There you have it. A Kaiser absurdity, and all the while the patient, Member 2029522, maintains the same posture: IF ANYONE IS LISTENING. Simply return the patient to the Spinal Clinic and the care of his specialist, Dr. Gary Rinzler, and all will be well.
IF ANYONE IS LISTENING: Ask Dr. Rinzler why he is the most qualified to oversee this elder American's case by training vs Dr. Susan Scholey, a former Worker's Compensation physician.
Will anyone at Risk Management, Oakland ask? Well, I'll leave you, the reader, at this time to think about that.
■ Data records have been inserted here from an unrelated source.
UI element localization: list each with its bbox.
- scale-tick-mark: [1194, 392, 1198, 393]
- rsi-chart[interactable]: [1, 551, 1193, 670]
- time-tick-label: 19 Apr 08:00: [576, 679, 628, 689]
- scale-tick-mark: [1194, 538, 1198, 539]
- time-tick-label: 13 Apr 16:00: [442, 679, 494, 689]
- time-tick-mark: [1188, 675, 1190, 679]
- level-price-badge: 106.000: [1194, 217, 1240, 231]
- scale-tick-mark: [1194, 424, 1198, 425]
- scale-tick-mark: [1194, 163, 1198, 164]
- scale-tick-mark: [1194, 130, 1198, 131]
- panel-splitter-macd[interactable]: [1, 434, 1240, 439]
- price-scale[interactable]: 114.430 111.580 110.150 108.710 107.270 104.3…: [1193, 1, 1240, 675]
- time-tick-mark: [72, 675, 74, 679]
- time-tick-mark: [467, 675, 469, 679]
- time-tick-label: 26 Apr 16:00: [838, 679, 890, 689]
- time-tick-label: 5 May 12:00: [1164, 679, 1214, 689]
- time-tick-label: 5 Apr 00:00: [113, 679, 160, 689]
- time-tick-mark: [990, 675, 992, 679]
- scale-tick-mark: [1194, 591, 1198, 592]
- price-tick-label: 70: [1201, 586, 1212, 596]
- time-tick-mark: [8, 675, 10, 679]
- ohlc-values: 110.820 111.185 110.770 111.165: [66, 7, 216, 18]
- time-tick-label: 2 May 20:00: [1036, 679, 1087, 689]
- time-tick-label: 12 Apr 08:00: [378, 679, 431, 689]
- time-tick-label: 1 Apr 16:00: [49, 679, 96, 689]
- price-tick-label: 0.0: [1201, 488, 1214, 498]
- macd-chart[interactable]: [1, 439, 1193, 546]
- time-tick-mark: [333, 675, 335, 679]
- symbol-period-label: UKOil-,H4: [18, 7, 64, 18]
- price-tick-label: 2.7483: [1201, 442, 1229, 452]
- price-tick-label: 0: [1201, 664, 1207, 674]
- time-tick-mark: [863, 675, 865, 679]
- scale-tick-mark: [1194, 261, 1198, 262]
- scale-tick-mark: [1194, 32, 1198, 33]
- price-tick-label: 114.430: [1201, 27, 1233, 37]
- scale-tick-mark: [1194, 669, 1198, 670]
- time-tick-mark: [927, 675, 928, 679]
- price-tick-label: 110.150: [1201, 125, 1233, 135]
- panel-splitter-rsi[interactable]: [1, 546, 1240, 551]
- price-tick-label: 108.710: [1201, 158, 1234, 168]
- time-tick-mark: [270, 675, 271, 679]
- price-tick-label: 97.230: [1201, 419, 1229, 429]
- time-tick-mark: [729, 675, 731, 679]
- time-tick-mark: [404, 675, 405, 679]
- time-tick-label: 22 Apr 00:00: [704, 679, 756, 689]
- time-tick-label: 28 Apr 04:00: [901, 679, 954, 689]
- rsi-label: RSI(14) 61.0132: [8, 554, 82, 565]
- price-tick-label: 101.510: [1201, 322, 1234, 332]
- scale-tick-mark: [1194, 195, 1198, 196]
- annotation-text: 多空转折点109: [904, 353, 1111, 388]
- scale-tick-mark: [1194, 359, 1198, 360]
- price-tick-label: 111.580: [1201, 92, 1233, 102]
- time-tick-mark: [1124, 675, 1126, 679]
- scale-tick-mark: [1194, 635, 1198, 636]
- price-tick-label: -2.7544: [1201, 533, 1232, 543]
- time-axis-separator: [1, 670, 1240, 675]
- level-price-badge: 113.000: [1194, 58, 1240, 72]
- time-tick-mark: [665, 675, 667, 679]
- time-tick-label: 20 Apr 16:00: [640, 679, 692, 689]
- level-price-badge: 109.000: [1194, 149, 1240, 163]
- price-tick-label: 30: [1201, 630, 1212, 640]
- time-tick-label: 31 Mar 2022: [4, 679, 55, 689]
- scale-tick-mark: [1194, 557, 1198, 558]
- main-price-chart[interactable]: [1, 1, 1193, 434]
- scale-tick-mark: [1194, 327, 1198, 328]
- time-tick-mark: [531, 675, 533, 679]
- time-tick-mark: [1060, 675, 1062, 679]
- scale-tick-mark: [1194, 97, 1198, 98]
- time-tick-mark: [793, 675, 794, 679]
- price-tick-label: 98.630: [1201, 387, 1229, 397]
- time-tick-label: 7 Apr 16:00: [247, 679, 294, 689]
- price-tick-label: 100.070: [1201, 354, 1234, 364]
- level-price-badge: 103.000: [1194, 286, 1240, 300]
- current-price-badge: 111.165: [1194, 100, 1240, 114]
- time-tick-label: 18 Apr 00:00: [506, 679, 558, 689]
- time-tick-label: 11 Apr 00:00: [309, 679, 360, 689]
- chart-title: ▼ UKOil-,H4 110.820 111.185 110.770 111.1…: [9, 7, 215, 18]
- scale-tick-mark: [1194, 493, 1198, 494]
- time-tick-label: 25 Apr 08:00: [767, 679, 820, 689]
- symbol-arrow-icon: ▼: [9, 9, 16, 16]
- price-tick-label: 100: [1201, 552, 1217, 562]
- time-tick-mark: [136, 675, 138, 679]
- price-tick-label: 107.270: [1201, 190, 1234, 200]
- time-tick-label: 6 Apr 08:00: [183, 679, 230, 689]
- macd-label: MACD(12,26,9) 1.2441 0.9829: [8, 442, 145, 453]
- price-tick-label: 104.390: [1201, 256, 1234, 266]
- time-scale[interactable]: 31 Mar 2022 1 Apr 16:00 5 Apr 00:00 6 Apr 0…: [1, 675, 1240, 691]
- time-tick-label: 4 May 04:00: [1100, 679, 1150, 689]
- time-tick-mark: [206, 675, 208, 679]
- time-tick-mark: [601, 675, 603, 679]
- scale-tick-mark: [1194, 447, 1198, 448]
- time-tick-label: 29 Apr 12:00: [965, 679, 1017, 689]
Do you believe, at this point, anyone representing Kaiser Permanente is going to do the simple thing, the thing that would have prevented all the turmoil to begin with?
Short of a law suit, my opinion is that Kaiser Permanente will never bend to patient need, once weaknesses in the fabric of the Permanente system are exposed.
Maybe I'm wrong. I still hold some flicker of hope that a champion of reason will emerge.
Perhaps it's just too hard for attorney's to understand that peace could be so easily won in South Sacramento. Time is certainly running out. The patient can't live forever, even a fine football player.